Blair brushed against him, her hands stuffed into her back pockets, and an immediate release drained as though she’d left the intense sheriff on the other side of the door. Like she’d been holding her breath until she’d made it home. “I tend to sculpt when I’m stressed or need a break from a case. The work I do…” She shook her head. “There are some things I haven’t been able to forget.”

“The serial investigation.” Colson had read the reports about the sheriff’s involvement, but reading the case file after the fact wouldn’t compare to the horror Blair had personally faced at those scenes. He moved down the line of shelves, studying each sculpture until he was sure he could point any piece out with his eyes closed if asked. He turned to face her. “Do you mind?”

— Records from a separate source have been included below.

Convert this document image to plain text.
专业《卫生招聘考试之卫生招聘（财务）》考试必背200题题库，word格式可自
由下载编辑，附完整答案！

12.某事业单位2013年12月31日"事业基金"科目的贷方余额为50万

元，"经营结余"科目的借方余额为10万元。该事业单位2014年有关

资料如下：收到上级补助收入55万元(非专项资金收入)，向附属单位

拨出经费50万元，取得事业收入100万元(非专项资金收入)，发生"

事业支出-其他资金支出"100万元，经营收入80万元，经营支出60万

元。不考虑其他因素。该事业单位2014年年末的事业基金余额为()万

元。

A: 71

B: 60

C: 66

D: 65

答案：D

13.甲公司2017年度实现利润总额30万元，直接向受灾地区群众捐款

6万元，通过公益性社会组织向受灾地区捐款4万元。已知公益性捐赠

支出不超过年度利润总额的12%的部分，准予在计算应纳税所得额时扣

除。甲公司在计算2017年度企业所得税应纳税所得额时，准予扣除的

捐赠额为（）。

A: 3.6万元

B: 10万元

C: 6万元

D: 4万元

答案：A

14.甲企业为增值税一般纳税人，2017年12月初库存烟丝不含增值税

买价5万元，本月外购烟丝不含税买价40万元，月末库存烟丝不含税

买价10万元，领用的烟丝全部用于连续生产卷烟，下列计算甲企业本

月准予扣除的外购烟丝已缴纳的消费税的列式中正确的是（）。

Blair shook her head, her lips parting slightly.

Picking up an oversized soup mug, he smoothed his thumbs along the edge of paint waving halfway up the side of the ceramic, as though the entire bottom half had been dipped in the dark forest-colored paint. Simple. Tasteful. Like the woman whose hands had sculpted the masterpiece itself. He set the mug back into place. “Do you sell them?”

“No. I honestly can’t imagine anyone would want to buy these.” She crossed her arms in front of her, contradicting the intensity she’d held at the scene and during Braydon Caddel’s interview this afternoon. “Up until now, no one has seen them. Not even January.”